Antonello Mosca
Come in tutte le imprese che si rispettano, e che hanno un successo, si aprono rami condotti da figli, nipoti e così via, che pur restando nel settore, sono in grado di percorrere nuove strade sorretti da una creatività forse innata e certamente valorizzata dalla cultura e dal vivere tempi diversi e nuovi. Così è il caso di Vivia Ferragamo, figlia di Ferruccio e nipote di Salvatore. Con il suo nome, la giovane stilista ha lanciato una sua linea, che sta riscuotendo, come è nella tradizione, un grande successo.
«Il tema della casa e dell'arredamento è sempre stato nelle mie corde e nelle mie passioni, ma per vederlo effettivamente realizzato, proprio come voglio io, ho bisogno di una vita più stabile. Direi che per ora la mia casa è un po' la mia valigia, nel senso che per lavoro sono sempre in viaggio. La mia base è Firenze, ma le ore di permanenza sono davvero modeste. Appena queste si allungheranno potrò finalmente trovare soluzioni definitive ai miei interni».
Dai suoi discorsi mi sembra che la casa per lei sia davvero qualcosa di importante.
«È così, e se è certamente un covo di protezione è anche un vero e proprio museo di esperienze ed emozioni che hanno il pregio di rinnovarsi ogni giorno. La definirei anche come un pot pourri di odori e di suoni familiari e, perché o, un cuscinone, sul quale si adagia il capo e ci si rilassa in maniera meravigliosa».
Ci sono caratteristiche salienti che le piace avere accanto a lei? Veri segnali del suo modo di vivere?
«Amo un arredamento pulito, lineare, ma sostanzialmente ricco: così adoro tutto quello che è legno, il colore e il calore delle candele, i grandi quadri capaci di lasciarti il senso della suggestione, i tanti cuscini sui divani, i tavolini da soggiorno pieni di libri d'arte e di costume, e poi i fiori, in ogni angolo di ogni stanza».
Ma qual è lo stile che ama più di ogni altro?
«Quello stile fatto di cose che appartengono un poco al passato e un poco alle tradizioni, ricorda un modo di vivere intenso, dove il privato ha il sopravvento su tutto, dove le mode non hanno alcuna influenza, eppure vi vive una eleganza piacevole e cordiale, fatta di mille particolari. È questo lo stile Country, uno stile che ha visto tra i suoi fruitori grandissimi nomi dell'arte e della moda».
E cosa riporta dai suoi viaggi?
«Certamente tante cose, che poi colloco in casa nei posti più diversi, cose curiose, trovate frugando tra mercati e mercatini, che hanno il pregio di portare con loro una storia e un sapore sconosciuti».
Il suo «rifugio» è certamente particolare.
«Sì, ed è il mio bagno.
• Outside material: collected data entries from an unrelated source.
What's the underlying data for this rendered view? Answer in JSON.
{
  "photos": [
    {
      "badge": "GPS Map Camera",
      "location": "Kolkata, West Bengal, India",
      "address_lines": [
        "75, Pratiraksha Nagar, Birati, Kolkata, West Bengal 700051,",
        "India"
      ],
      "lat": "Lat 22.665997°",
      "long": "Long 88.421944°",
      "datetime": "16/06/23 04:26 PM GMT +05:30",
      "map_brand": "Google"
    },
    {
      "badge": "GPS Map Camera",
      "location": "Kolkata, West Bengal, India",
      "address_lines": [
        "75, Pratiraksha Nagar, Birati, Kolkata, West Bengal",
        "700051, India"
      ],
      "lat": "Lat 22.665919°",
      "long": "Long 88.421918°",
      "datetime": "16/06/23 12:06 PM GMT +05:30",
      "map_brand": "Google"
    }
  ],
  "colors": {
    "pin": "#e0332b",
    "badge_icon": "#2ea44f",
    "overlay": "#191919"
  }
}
È davvero piccolissimo, tutto in marmo e legno scuro, ricco di specchi e di candele profumate; mi ritrovo sempre lì, al telefono, a leggere, a rilassarmi, ad ammirare dalla finestra il cielo e gli alti cipressi».
E il soggiorno?
«Un semplice luogo di passaggio! Veramente ci vivo assai poco». E la camera da letto?
«Credo si possa paragonare ad un piccolo tempio, un posto sacro, che tengo solo per me».
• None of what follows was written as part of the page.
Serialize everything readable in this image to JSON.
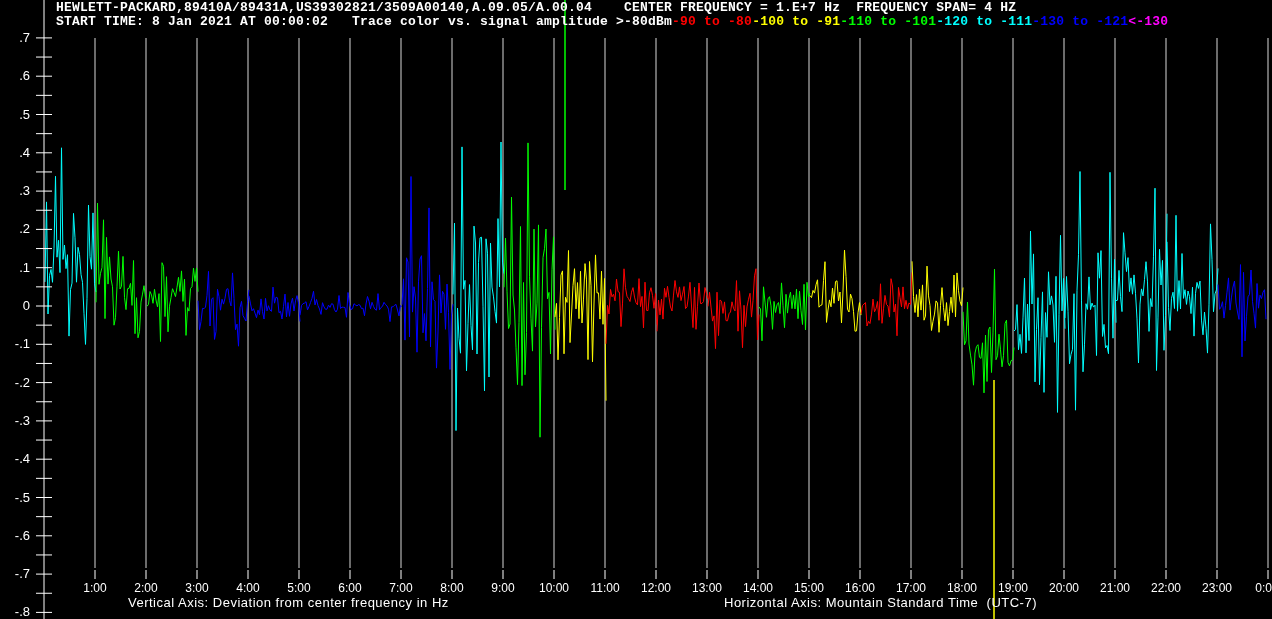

E la cucina, è anch'essa un luogo sacro?
«No di certo, perché sostituisce il salotto, con la sua spaziosità, il suo senso di accoglienza. Ho imparato a cucinare al Cordon Bleu a Parigi, piatti complicati e sfiziosi mai messi in pratica. Adoro le cose semplici, come tutti i suoi ingredienti».
Colori e tessuti cosa rappresentano per lei?
«Ognuno ha delle preferenze, ed è giusto sia così, perché essi richiamano la natura e rispecchiano l'anima e il carattere di chi abita la casa».
Il mobile che ama di più?
«Il mio letto».
Cosa apprezza nell'arredo oggi in vendita?
«Il fatto che si tenda a disegnare mobili e accessori non solo da un punto di vista estetico, ma anche sotto quello della funzionalità, della struttura, dell'ecologia, tutte cose che dovrebbero essere alla base di ogni creazione».
La sua casa ideale?
«Penso seriamente, e questo lo riscontro anche nei miei viaggi, che la casa ideale sia una utopia, non esiste in nessun luogo».